Outre la réflexion profonde que cela devrait inspirer sur les arbitrages à faire, les ressources vont manquer. En 2023 dans le monde, les véhicules sont la principale cause de la hausse de 30% de la demande de lithium et de 8 à 15% pour le nickel, le cobalt, le graphite et les terres rares.  Ces projections sont très inquiétantes aussi pour l’acier, l’aluminium et le cuivre qui est très en tension.

La transition énergétique se construit sur la nécessité - réelle - de lutter contre les gaz à effets de serre qui génèrent un réchauffement de la planète à une rapidité inédite. Ce qui apparaît logique à première vue, est de s’appuyer sur des technologies qui font appel à l’électrique et l’électronique, sans émissions : batteries, éoliennes, moteurs électriques… et tous les réseaux qui y sont liés. Mais ce développement se déroule au prix de nos sols, de notre autonomie et de nos libertés.

Les terres rares

D’importantes quantités de matières premières critiques sont nécessaires à la transition écologique telle qu’elle est pensée par notre monde de consommation sans limite, mais leur offre est géographiquement concentrée. Ces matières premières comprennent 17 terres rares, le lithium, le nickel, le cuivre et le cobalt.

Elles entrent dans la composition des produits électriques et électroniques qui en requièrent de très grandes quantités. Elles nous rendent très vulnérables. Par exemple en RDC pour l’extraction du cobalt, au Chili pour le cuivre, en Indonésie pour le nickel ou en Australie pour le lithium. Quant au traitement de ces minéraux, il est presque totalement monopolisé par la Chine, qui usine le monde.

Les aimants représentaient en 2022 la plus grosse part de la consommation de terres rares. Les terres rares sont le scandium, l’yttrium, le lanthane, le cérium, le praséodyme, le néodyme, le prométhéum, le samarium, l’europium, le gadolinium, le terbium, le dysprosium, l’holmium, l’erbium, le thulium, l’ytterbium et le lutécium.

Une demande sans fin

Après avoir été multipliée par trois entre 2017 et 2022, la consommation mondiale de lithium devrait exploser dans les décennies à venir selon l’Agence internationale de l’Énergie qui a développé deux scénarios.

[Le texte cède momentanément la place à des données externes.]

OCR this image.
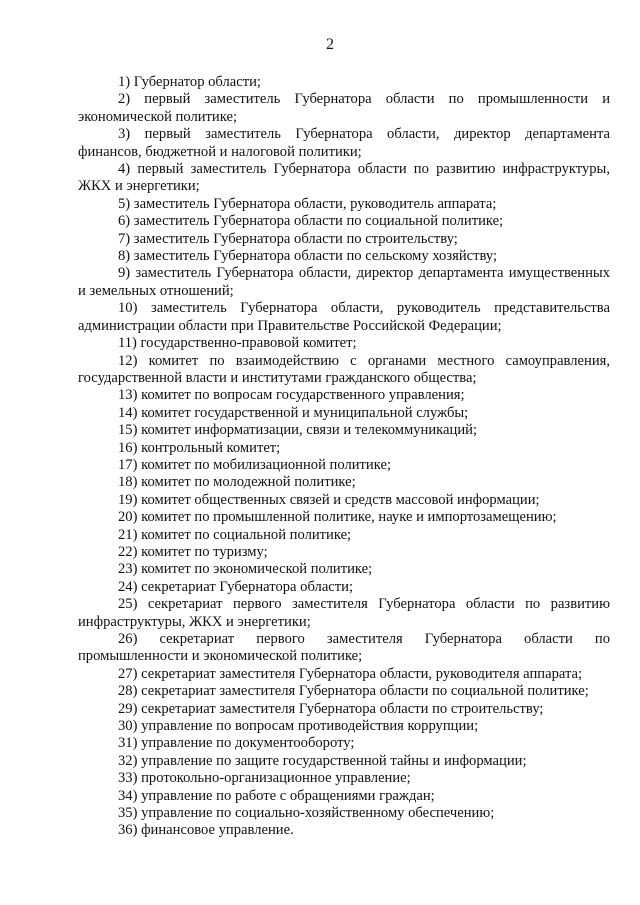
2

1) Губернатор области;

2) первый заместитель Губернатора области по промышленности и экономической политике;

3) первый заместитель Губернатора области, директор департамента финансов, бюджетной и налоговой политики;

4) первый заместитель Губернатора области по развитию инфраструктуры, ЖКХ и энергетики;

5) заместитель Губернатора области, руководитель аппарата;

6) заместитель Губернатора области по социальной политике;

7) заместитель Губернатора области по строительству;

8) заместитель Губернатора области по сельскому хозяйству;

9) заместитель Губернатора области, директор департамента имущественных и земельных отношений;

10) заместитель Губернатора области, руководитель представительства администрации области при Правительстве Российской Федерации;

11) государственно-правовой комитет;

12) комитет по взаимодействию с органами местного самоуправления, государственной власти и институтами гражданского общества;

13) комитет по вопросам государственного управления;

14) комитет государственной и муниципальной службы;

15) комитет информатизации, связи и телекоммуникаций;

16) контрольный комитет;

17) комитет по мобилизационной политике;

18) комитет по молодежной политике;

19) комитет общественных связей и средств массовой информации;

20) комитет по промышленной политике, науке и импортозамещению;

21) комитет по социальной политике;

22) комитет по туризму;

23) комитет по экономической политике;

24) секретариат Губернатора области;

25) секретариат первого заместителя Губернатора области по развитию инфраструктуры, ЖКХ и энергетики;

26) секретариат первого заместителя Губернатора области по промышленности и экономической политике;

27) секретариат заместителя Губернатора области, руководителя аппарата;

28) секретариат заместителя Губернатора области по социальной политике;

29) секретариат заместителя Губернатора области по строительству;

30) управление по вопросам противодействия коррупции;

31) управление по документообороту;

32) управление по защите государственной тайны и информации;

33) протокольно-организационное управление;

34) управление по работе с обращениями граждан;

35) управление по социально-хозяйственному обеспечению;

36) финансовое управление.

Le premier, sous le nom de « Net zéro » envisage que « la consommation mondiale d’énergie soit environ 8% plus faible en 2050 qu’aujourd’hui, tout en satisfaisant les besoins d’une économie deux fois plus importante et d’une population de 2 milliards de personnes supplémentaires ». Ce cas de figure est improbable puis qu’il repose sur l’idée que le système énergétique reposerait en 2050 aux deux tiers sur les énergies renouvelables (éolien, solaire, bioénergies, géothermie, hydroélectricité), tandis que la part des énergies fossiles ne représenteraient plus qu’ « un peu plus d’un cinquième ». Aujourd’hui, c’est 80%. Mais sur le plan de la demande en minéraux critiques, ce serait catastrophique.

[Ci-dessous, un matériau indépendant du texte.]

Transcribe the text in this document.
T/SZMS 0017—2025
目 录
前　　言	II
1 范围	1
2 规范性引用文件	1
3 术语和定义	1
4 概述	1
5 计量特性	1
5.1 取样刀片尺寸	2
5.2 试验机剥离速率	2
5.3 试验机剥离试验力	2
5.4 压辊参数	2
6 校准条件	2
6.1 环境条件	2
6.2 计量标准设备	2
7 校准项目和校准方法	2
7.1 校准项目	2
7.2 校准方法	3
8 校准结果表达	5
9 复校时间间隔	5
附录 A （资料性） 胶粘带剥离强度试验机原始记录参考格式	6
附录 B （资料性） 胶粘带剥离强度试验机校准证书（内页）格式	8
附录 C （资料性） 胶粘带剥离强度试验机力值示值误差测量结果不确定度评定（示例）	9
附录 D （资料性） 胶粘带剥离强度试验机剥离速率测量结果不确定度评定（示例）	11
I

L’AIE se concentre plutôt sur un scénario intitulé STEPS (Stated Policies Scenario) qui provoquerait un réchauffement supérieur à +3°C. Il repose sur le développement de l’énergie nucléaire et de techniques qui n’existent pas encore.

Dans tous les cas, la demande en lithium serait exponentielle. Pour le cobalt qui a augmenté de 70% quand « le nickel a triplé en 25 ans » dit Philippe Bihouix – ingénieur, ça n’est pas mieux. « Ce qui a fait exploser le nickel, c’est avant tout l’acier inox, avant même les batteries. » Et la cerise sur le gâteau, c’est la numérisation du monde !

Or, outre la réflexion profonde que cela devrait inspirer sur les arbitrages à faire, les ressources vont manquer. Les États-Unis se sont lancés dans l’hydraulique, l’éolien ou le solaire qui représentent ¼ de la production électrique quand le charbon est passé de 50 à 15%, augmentant leur demande de minéraux de façon significative.

En 2023 dans le monde, les véhicules sont la principale cause de la hausse de 30% de la demande de lithium et de 8 à 15% pour le nickel, le cobalt, le graphite et les terres rares.  Ces projections sont très inquiétantes aussi pour l’acier, l’aluminium et le cuivre qui est très en tension. Il est question de 6 à 11 fois la production mondiale totale datée de 2010 pour répondre aux besoins de 2050 pour fournir les unités de production d’énergie renouvelable. (Source AIE)

Une surexploitation

Pour Philippe Bihouix, l’Europe a déjà vidé ses réserves de minéraux  il y a bien longtemps.

« La Gaule, l’Espagne ont été de grands pays miniers. Carthage et Rome se sont battus parce que ce grand pays minier produisait de l’or, de l’argent, du cuivre. Donc, les réserves sont ailleurs. Et là où on prélevait un peu, on a des besoins irrépressibles  pour le numérique. Ces petits métaux sont difficiles à extraire. Ils font appel à une chimie dangereuse pour les écosystèmes pour être séparés des minerais qui les contiennent. Or ils sont tellement nombreux et en si petite quantité dans nos matériels numériques qu’on ne sait pas les séparer et donc les recycler. »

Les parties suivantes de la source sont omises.